Let’s first take a look at the New York Mets, who had one of the most significant declines. The Mets, entering June 21st, had a league-best 2.70 team ERA, but in the period after the ban, posted an ERA of 4.75. We also had the Miami Marlins, who held an ERA of 3.13 at the beginning of the ban, but dropped to 4.92. On the other hand, the Toronto Blue Jays and Milwaukee Brewers actually improved during the ban, with the Blue Jays dropping their ERA from 4.21 to 3.50, while the Brewers went from a 3.41 ERA to a league-best 2.91 during the ban.

Now let’s take a look at the year-end totals for pitching stats, and if there was an actual difference in statistics.

Code
pre <- adpitchingpre |>
  select(ERA, `K%` ,`BB%`, `HR/9` ) |> 
  mutate(
    `2021` = "Pre-ban"
    )

post <- adpitchingpost |>
  select(ERA, `K%` ,`BB%`, `HR/9` )  |> 
  mutate(
    `2021` = "Post-ban"
    )

total <- as_tibble_row(c(`2021`="Total", ERA = +.32, `K%`="-1.5%", `BB%`="-0.1%", `HR/9`= +0.12))

total <- total |> 
  mutate(
    ERA = as.numeric(ERA),
    `HR/9` = as.numeric(`HR/9`)
  )

summaries <- bind_rows(pre, post, total)

summaries |>
  select(`2021`, everything()) |> 
  gt() |>
  tab_header(
    title = "League Wide Pitching Data in 2021",
    subtitle = "This is where we compare pitching data leauge wide, pre and post ban."
  ) |> 
  tab_style(
    style = cell_text(color = "black", weight = "bold", align = "left"),
    locations = cells_title("title")
  ) |> tab_style(
    style = cell_text(color = "black", align = "left"),
    locations = cells_title("subtitle")
  ) |>   tab_style(
    style = list(
      cell_fill(color = "#BF0D3E"),
      cell_text(color = "white")
      ),
    locations = cells_body(
      rows = `2021` == "Total")
  ) |>
  tab_style(
     locations = cells_column_labels(columns = everything()),
     style = list(
       cell_borders(sides = "bottom", weight = px(3)),
       cell_text(weight = "bold", size=12)
     )
   ) |>
  opt_row_striping() |> 
  opt_table_lines("none") |>
  tab_source_note(
    source_note = md("**By:** Jack Lyons  |  **Source:** FanGraphs Major League Pitching 2021") 
  )
League Wide Pitching Data in 2021
This is where we compare pitching data leauge wide, pre and post ban.
2021 ERA K% BB% HR/9
Pre-ban 4.16 23.40% 7.90% 1.26
Post-ban 4.48 21.90% 7.80% 1.38
Total 0.32 -1.5% -0.1% 0.12
By: Jack Lyons | Source: FanGraphs Major League Pitching 2021

Surprisingly, the MLB was right. The ban on sticky substances used by pitchers led to an increase in offensive output. Although small, a 0.32-point rise in league-wide ERA is a significant jump in overall offense, and additionally, we observed a 1.5% drop in strikeout rate. While these numbers may not stand out immediately, they indicate that in the post-foreign-substance era, pitchers struggled more than before, and importantly, league-wide offense increased.

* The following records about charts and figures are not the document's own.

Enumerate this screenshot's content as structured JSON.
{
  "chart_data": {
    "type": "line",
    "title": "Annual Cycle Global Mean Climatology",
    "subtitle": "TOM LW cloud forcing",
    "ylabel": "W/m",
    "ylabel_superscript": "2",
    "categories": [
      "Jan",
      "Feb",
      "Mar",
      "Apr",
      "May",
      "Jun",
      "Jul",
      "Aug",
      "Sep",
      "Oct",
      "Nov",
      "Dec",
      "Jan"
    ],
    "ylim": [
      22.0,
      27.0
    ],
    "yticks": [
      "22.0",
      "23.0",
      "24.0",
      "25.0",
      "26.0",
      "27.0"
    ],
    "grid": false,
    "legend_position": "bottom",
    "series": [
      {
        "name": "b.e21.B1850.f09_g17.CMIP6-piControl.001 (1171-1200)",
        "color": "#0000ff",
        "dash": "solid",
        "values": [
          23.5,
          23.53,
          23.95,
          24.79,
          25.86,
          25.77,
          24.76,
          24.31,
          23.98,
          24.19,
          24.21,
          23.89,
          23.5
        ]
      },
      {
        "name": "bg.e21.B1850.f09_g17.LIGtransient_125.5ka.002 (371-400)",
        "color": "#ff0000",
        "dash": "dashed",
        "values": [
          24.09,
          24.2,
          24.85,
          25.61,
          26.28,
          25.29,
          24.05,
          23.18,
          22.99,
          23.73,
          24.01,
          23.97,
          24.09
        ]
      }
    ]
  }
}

Throughout this process, we observed noticeable changes in both offensive and pitching metrics before and after the foreign substance ban, indicating some level of success. MLB aimed not only to reduce cheating by pitchers but also to improve overall offensive performance, and the data shows that they achieved this. Many hitters significantly enhanced their statistics along with league-wide increases in home run rates. On the pitching side, unaffected pitchers stood out from those whose numbers declined, whether due to restrictions on foreign substances or the season’s length.

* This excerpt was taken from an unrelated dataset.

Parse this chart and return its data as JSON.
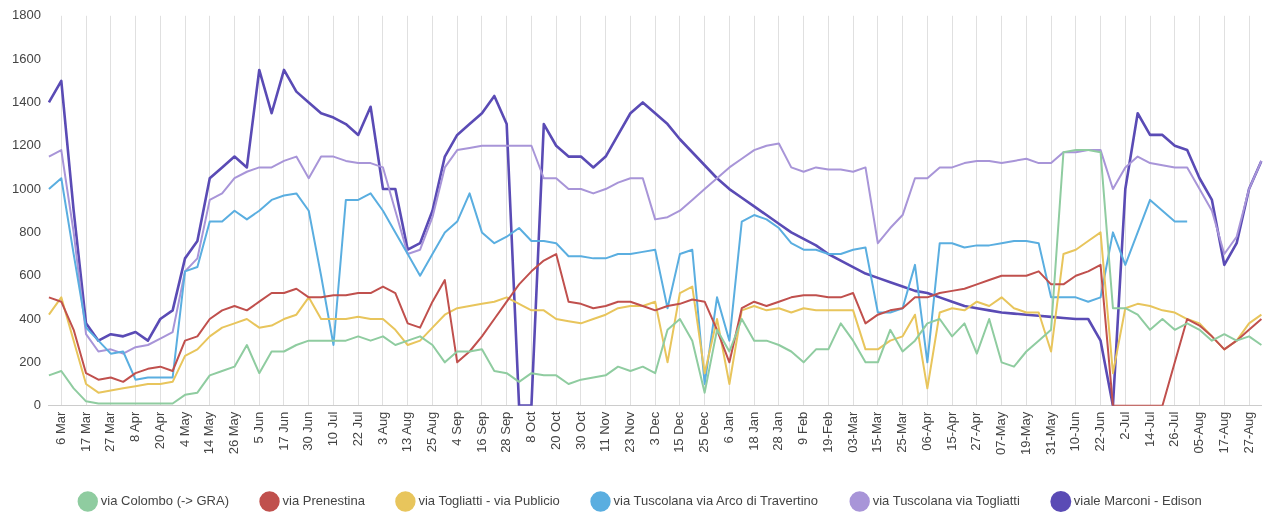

MLB’s effort to eliminate foreign substances from baseball has been quite effective. Umpires routinely check all pitchers between innings, even five years after the initial ban, establishing a common practice that seems to be successful. Concerning the rise in offensive numbers, only time will reveal the full impact, but the data in these graphs show that offensive stats are indeed on the rise, in large, because of this ban.